In an ever lengthening list of achievements, Olivia has won the Irish, Welsh and Scottish Championships while also playing for Team GB&I in the Curtis Cup.
None of that comes close to playing in the British Open, although Olivia’s going to try as much as possible to make it a ‘normal’ tournament.
“I’m just going to play like it’s the same event as last week,” she explained. “I’m excited and of course I am going to take in the atmosphere but I am there to do my own thing and treat it like any other event.
“I tried to expect what I would feel like when I was preparing to play in the Curtis Cup and it was so much more than I expected.
“My coaches want me to enjoy it and gain experience. To be playing in a major at the age of 18 as an amateur is incredible.”
Some things, though, just won’t be normal. For a start, no matter how big the amateur game can get, the likes of World Number One Lydia Ko aren’t going to be milling about. Secondly, Olivia will get to tee it up in front of some of the biggest crowds in women’s golf.
“I’m looking forward to teeing off at the first or playing up the 18th,” she pondered. “I think the atmosphere will be cool and playing with stands and tv towers.
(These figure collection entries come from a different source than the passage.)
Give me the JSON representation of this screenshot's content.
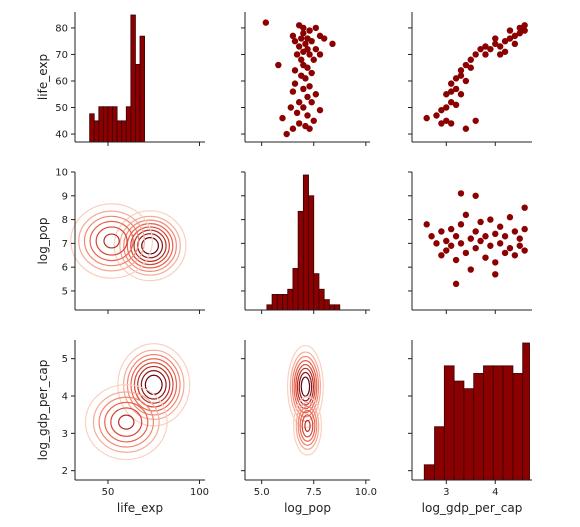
{
  "chart_data": {
    "type": "pairplot",
    "variables": [
      "life_exp",
      "log_pop",
      "log_gdp_per_cap"
    ],
    "colors": {
      "bar_fill": "#8b0000",
      "bar_edge": "#3a0000",
      "point": "#8b0000",
      "kde_light": "#fbd0bf",
      "kde_mid": "#e8503a",
      "kde_dark": "#67000d"
    },
    "axes": {
      "life_exp": {
        "label": "life_exp",
        "range": [
          32,
          103
        ],
        "ticks": [
          50,
          100
        ],
        "tick_labels": [
          "50",
          "100"
        ],
        "ylim": [
          37,
          86
        ],
        "yticks": [
          40,
          50,
          60,
          70,
          80
        ],
        "ytick_labels": [
          "40",
          "50",
          "60",
          "70",
          "80"
        ]
      },
      "log_pop": {
        "label": "log_pop",
        "range": [
          4.2,
          10.2
        ],
        "ticks": [
          5.0,
          7.5,
          10.0
        ],
        "tick_labels": [
          "5.0",
          "7.5",
          "10.0"
        ],
        "ylim": [
          4.2,
          10.0
        ],
        "yticks": [
          5,
          6,
          7,
          8,
          9,
          10
        ],
        "ytick_labels": [
          "5",
          "6",
          "7",
          "8",
          "9",
          "10"
        ]
      },
      "log_gdp_per_cap": {
        "label": "log_gdp_per_cap",
        "range": [
          2.3,
          4.75
        ],
        "ticks": [
          3,
          4
        ],
        "tick_labels": [
          "3",
          "4"
        ],
        "ylim": [
          1.75,
          5.5
        ],
        "yticks": [
          2,
          3,
          4,
          5
        ],
        "ytick_labels": [
          "2",
          "3",
          "4",
          "5"
        ]
      }
    },
    "histograms": {
      "life_exp": {
        "bins": [
          40,
          42.5,
          45,
          47.5,
          50,
          52.5,
          55,
          57.5,
          60,
          62.5,
          65,
          67.5,
          70,
          72.5,
          75,
          77.5,
          80
        ],
        "counts": [
          4,
          3,
          5,
          5,
          5,
          5,
          3,
          3,
          5,
          18,
          11,
          15,
          0,
          0,
          0,
          0
        ]
      },
      "log_pop": {
        "bins": [
          5.25,
          5.5,
          5.75,
          6.0,
          6.25,
          6.5,
          6.75,
          7.0,
          7.25,
          7.5,
          7.75,
          8.0,
          8.25,
          8.5,
          8.75
        ],
        "counts": [
          1,
          3,
          3,
          3,
          4,
          8,
          19,
          26,
          22,
          7,
          4,
          2,
          1,
          1
        ]
      },
      "log_gdp_per_cap": {
        "bins": [
          2.55,
          2.76,
          2.96,
          3.16,
          3.36,
          3.56,
          3.76,
          3.96,
          4.16,
          4.36,
          4.56,
          4.7
        ],
        "counts": [
          2,
          7,
          15,
          13,
          12,
          14,
          15,
          15,
          15,
          14,
          18
        ]
      }
    },
    "scatter": {
      "life_exp_vs_log_pop": [
        [
          5.2,
          82
        ],
        [
          6.8,
          81
        ],
        [
          7.0,
          80
        ],
        [
          7.3,
          79
        ],
        [
          7.6,
          80
        ],
        [
          7.0,
          78
        ],
        [
          6.5,
          77
        ],
        [
          6.9,
          76
        ],
        [
          7.2,
          76
        ],
        [
          7.8,
          77
        ],
        [
          8.0,
          76
        ],
        [
          6.6,
          75
        ],
        [
          7.1,
          74
        ],
        [
          7.4,
          75
        ],
        [
          8.4,
          74
        ],
        [
          6.8,
          73
        ],
        [
          7.2,
          72
        ],
        [
          7.0,
          71
        ],
        [
          7.6,
          72
        ],
        [
          6.7,
          70
        ],
        [
          7.3,
          70
        ],
        [
          7.8,
          70
        ],
        [
          6.9,
          68
        ],
        [
          7.5,
          68
        ],
        [
          5.8,
          66
        ],
        [
          7.0,
          66
        ],
        [
          7.2,
          65
        ],
        [
          6.6,
          64
        ],
        [
          7.4,
          63
        ],
        [
          6.9,
          62
        ],
        [
          7.1,
          61
        ],
        [
          6.6,
          59
        ],
        [
          7.3,
          58
        ],
        [
          7.0,
          57
        ],
        [
          6.5,
          56
        ],
        [
          7.6,
          55
        ],
        [
          7.2,
          54
        ],
        [
          6.8,
          52
        ],
        [
          7.4,
          52
        ],
        [
          6.4,
          50
        ],
        [
          7.0,
          50
        ],
        [
          7.8,
          49
        ],
        [
          6.7,
          48
        ],
        [
          7.2,
          47
        ],
        [
          6.0,
          46
        ],
        [
          7.5,
          45
        ],
        [
          6.8,
          44
        ],
        [
          7.1,
          43
        ],
        [
          6.5,
          42
        ],
        [
          7.3,
          42
        ],
        [
          6.2,
          40
        ]
      ],
      "life_exp_vs_log_gdp": [
        [
          2.6,
          46
        ],
        [
          2.8,
          47
        ],
        [
          2.9,
          44
        ],
        [
          3.0,
          45
        ],
        [
          3.1,
          44
        ],
        [
          2.9,
          49
        ],
        [
          3.0,
          50
        ],
        [
          3.1,
          52
        ],
        [
          3.2,
          51
        ],
        [
          3.0,
          55
        ],
        [
          3.1,
          56
        ],
        [
          3.2,
          57
        ],
        [
          3.3,
          55
        ],
        [
          3.1,
          59
        ],
        [
          3.2,
          61
        ],
        [
          3.3,
          62
        ],
        [
          3.4,
          60
        ],
        [
          3.3,
          64
        ],
        [
          3.4,
          66
        ],
        [
          3.5,
          65
        ],
        [
          3.5,
          68
        ],
        [
          3.6,
          70
        ],
        [
          3.7,
          72
        ],
        [
          3.8,
          73
        ],
        [
          3.9,
          72
        ],
        [
          4.0,
          74
        ],
        [
          4.1,
          73
        ],
        [
          4.2,
          75
        ],
        [
          4.3,
          76
        ],
        [
          4.4,
          77
        ],
        [
          4.2,
          71
        ],
        [
          4.5,
          78
        ],
        [
          4.6,
          79
        ],
        [
          4.6,
          81
        ],
        [
          4.5,
          80
        ],
        [
          4.3,
          79
        ],
        [
          4.1,
          70
        ],
        [
          3.8,
          70
        ],
        [
          3.4,
          42
        ],
        [
          3.6,
          45
        ],
        [
          4.0,
          76
        ],
        [
          4.4,
          74
        ]
      ],
      "log_pop_vs_log_gdp": [
        [
          2.6,
          7.8
        ],
        [
          2.7,
          7.3
        ],
        [
          2.8,
          7.0
        ],
        [
          2.9,
          6.5
        ],
        [
          2.9,
          7.5
        ],
        [
          3.0,
          7.1
        ],
        [
          3.0,
          6.7
        ],
        [
          3.1,
          7.6
        ],
        [
          3.1,
          6.9
        ],
        [
          3.2,
          7.3
        ],
        [
          3.2,
          6.3
        ],
        [
          3.3,
          7.8
        ],
        [
          3.3,
          7.0
        ],
        [
          3.4,
          8.2
        ],
        [
          3.4,
          6.6
        ],
        [
          3.5,
          7.2
        ],
        [
          3.5,
          5.9
        ],
        [
          3.6,
          7.5
        ],
        [
          3.6,
          6.8
        ],
        [
          3.7,
          7.9
        ],
        [
          3.7,
          7.1
        ],
        [
          3.8,
          6.4
        ],
        [
          3.8,
          7.3
        ],
        [
          3.9,
          8.0
        ],
        [
          3.9,
          6.9
        ],
        [
          4.0,
          7.4
        ],
        [
          4.0,
          6.2
        ],
        [
          4.1,
          7.0
        ],
        [
          4.1,
          7.7
        ],
        [
          4.2,
          6.6
        ],
        [
          4.2,
          7.3
        ],
        [
          4.3,
          8.1
        ],
        [
          4.3,
          6.8
        ],
        [
          4.4,
          7.5
        ],
        [
          4.4,
          6.5
        ],
        [
          4.5,
          7.2
        ],
        [
          4.5,
          6.9
        ],
        [
          4.6,
          7.6
        ],
        [
          4.6,
          6.7
        ],
        [
          4.6,
          8.5
        ],
        [
          3.3,
          9.1
        ],
        [
          3.6,
          9.0
        ],
        [
          3.2,
          5.3
        ],
        [
          4.0,
          5.7
        ]
      ]
    },
    "kde": {
      "life_exp_vs_log_pop": {
        "centers": [
          [
            73,
            6.9
          ],
          [
            52,
            7.1
          ]
        ],
        "spreads": [
          [
            8,
            0.6
          ],
          [
            10,
            0.7
          ]
        ]
      },
      "life_exp_vs_log_gdp": {
        "centers": [
          [
            75,
            4.3
          ],
          [
            60,
            3.3
          ]
        ],
        "spreads": [
          [
            8,
            0.45
          ],
          [
            10,
            0.45
          ]
        ]
      },
      "log_pop_vs_log_gdp": {
        "centers": [
          [
            7.1,
            4.25
          ],
          [
            7.2,
            3.2
          ]
        ],
        "spreads": [
          [
            0.35,
            0.45
          ],
          [
            0.3,
            0.35
          ]
        ]
      }
    }
  }
}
I am well used to playing in front of crowds and I love it so that’s exciting.
“There are a good few people coming over from my two clubs, Tandragee and Royal County Down, and of course my family will be there as well so it will be nice to have some familiar faces in the crowd.
“I really am looking forward to getting going now - to travel from the biggest amateur event to the biggest pro event is a great buzz.”
Olivia is one of only five amateurs in the field, with Slieve Russell girl Leona Maguire also set to compete.
And whatever happens, no doubt this will be the first of many major championships.